Quem batizou o esportivo com o nome da pista paulistana foi o publicitário Mauro Salles, que atendia a Willys na época. Ele considerou o nome apropriado por se tratar de um legítimo esportivo e que, coincidentemente, se tornaria um dos principais palcos dos Interlagos da Equipe Willys de competição.
Naquela época, a Willys Overland tinha um bom posicionamento no mercado brasileiro. Além do compacto Gordini (que também era um produto licenciado pela Renault), a marca ainda fabricava o sedã Aero-Willys, o utilitário Jeep e a bisavó dos SUVs, a Rural Willys. Ou seja, tinha lastro para apostar num esportivo e fazer frente à Volkswagen que só vendia Fuscas, Kombis e o “pseudo-esportivo” Karmann-Ghia, que, com um motor de 1200 cm3 de 36 cavalos e pesando 820 kg, tinha um desempenho muito modesto. Além disso, a Chevrolet na época se dedicava apenas a picapes, furgões e caminhões, tal como a Ford.
O Interlagos foi um legítimo automóvel da escola europeia. Tinha uma carroceira em fibra-de-vidro compacta (3,78 metros de comprimento); era leve e motores, apesar de pequenos (845, 904 e 1.000 cm3) entregavam potências entre 42 cv e 70 cv. Tudo bem que as primeiras unidades equipadas com o motor de 845 cm³ não empolgavam muito. Ainda mais por ser um motor com taxa de compressão alta para época, 9,2:1 (hoje a maioria dos motores 1.0 têm taxa de compressão na casa dos 12:1), o que exigia que ele fosse abastecido com gasolina de 95 octanas RON para evitar pré-detonação, a conhecida “batida de pino”. Atualmente, este é o padrão de octanagem da gasolina comum, mas na década de 1960 só era possível na chamada “gasolina azul” (por causa de sua cor), mais cara e difícil de encontrar. No entanto, com a inclusão dos motores de 1 litro, o esportivo ganhou mais vigor e a simpatia do público. Graças à boa relação peso/potência de 7,6 quilos por cavalo vapor, o Interlagos com motor de 1 litro chegava aos 160 km/h e acelerava de 0 a 100 km/h em 14,1 segundos. Acredite, ele mandava muito bem! Ainda mais no Brasil dos anos 1960, onde a frota de automóveis era pequena e certamente não tinha muitos esportivos americanos e europeus para fazer concorrência. Perto do Fusca, do Karmann-Ghia e do irmão Gordini, ele era a encarnação do mal!
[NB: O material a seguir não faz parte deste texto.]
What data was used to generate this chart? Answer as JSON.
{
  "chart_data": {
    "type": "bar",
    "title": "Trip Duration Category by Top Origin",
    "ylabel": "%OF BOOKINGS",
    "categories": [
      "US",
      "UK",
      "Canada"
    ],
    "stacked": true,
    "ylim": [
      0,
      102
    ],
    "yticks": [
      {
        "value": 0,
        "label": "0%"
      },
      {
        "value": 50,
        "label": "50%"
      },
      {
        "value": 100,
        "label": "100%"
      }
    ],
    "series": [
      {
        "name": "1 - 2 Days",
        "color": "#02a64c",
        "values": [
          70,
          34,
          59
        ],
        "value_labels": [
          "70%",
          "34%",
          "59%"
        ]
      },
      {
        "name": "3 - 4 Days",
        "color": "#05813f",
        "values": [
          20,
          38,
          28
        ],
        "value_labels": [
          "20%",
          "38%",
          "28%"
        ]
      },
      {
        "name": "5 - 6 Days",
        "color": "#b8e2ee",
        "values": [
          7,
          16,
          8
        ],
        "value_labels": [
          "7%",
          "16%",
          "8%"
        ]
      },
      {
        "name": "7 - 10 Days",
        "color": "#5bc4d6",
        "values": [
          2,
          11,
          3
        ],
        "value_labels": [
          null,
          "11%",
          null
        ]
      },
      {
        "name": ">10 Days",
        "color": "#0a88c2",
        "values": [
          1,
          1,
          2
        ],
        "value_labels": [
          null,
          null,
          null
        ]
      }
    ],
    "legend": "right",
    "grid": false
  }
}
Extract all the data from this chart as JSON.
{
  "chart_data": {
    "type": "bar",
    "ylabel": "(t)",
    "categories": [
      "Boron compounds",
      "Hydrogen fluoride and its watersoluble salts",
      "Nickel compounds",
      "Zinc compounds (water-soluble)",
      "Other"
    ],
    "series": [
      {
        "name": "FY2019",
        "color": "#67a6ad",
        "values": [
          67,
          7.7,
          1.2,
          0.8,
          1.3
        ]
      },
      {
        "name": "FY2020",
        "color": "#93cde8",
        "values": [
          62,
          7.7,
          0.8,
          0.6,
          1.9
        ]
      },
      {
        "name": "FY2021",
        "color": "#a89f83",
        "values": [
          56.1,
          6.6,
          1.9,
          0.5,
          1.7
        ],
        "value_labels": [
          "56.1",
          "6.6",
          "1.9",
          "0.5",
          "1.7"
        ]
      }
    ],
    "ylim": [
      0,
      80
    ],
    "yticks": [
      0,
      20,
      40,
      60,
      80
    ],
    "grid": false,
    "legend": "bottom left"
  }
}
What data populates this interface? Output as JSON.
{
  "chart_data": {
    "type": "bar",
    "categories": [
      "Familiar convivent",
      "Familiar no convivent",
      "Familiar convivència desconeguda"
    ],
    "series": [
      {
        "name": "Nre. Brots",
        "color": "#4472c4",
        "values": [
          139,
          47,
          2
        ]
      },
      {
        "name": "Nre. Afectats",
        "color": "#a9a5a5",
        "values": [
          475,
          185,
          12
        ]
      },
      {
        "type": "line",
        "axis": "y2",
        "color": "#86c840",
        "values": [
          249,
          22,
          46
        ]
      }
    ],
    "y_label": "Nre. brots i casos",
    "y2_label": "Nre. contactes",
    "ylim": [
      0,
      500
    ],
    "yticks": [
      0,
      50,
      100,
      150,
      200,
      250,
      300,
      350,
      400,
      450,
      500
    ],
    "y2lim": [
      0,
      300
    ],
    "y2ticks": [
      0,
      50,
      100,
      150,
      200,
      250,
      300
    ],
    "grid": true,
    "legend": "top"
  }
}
O baixo peso se dava pelo de uso de fibra vidro na construção da carroceira. O material estava em alta desde 1953, quando a Chevrolet lançou o Corvette, que até hoje ainda utiliza o composto. Depois do Interlagos, diversos pequenos fabricantes surgiram e fizeram uso do material em esportivos como GT Malzoni, Puma, Santa Matilde, Bianco, Adamo e Farus, para citar alguns.
Quem dirigiu o carro sabe que ele era uma delícia. Sua posição de dirigir “afundada”, com as pernas quase esticadas tinha um apelo emocional forte. Além disso, o carrinho tinha um ótimo comportamento, devido ao seu baixo centro de gravidade e o conjunto de suspensão independente nas quatro rodas, que garantia a ele uma boa estabilidade.
Automobilismo
Por ser um carro leve, com boa relação peso/potência o Interlagos não demorou em estrear nas competições automobilísticas. A Willys tinha uma equipe oficial, comandada por Luiz Antônio Greco, por onde passaram pilotos como Christian Heinz, Emerson Fittipaldi, Wilson Fittipaldi Jr., Bird Clemente e José Carlos Pace. Numa entrevista em 2012 para o jornal Estado de São Paulo, Bird Clemente comentou que era preciso andar sempre com o carro embalado para superar adversários com motores grandes. No entanto, por ser leve e de fácil manejo, o piloto que “andava pendurado de lado” não dependia de um seis cilindros ou um V8 para vencer a 500 Milhas de Interlagos, em 1962, feito que imortalizou o Willys Interlagos.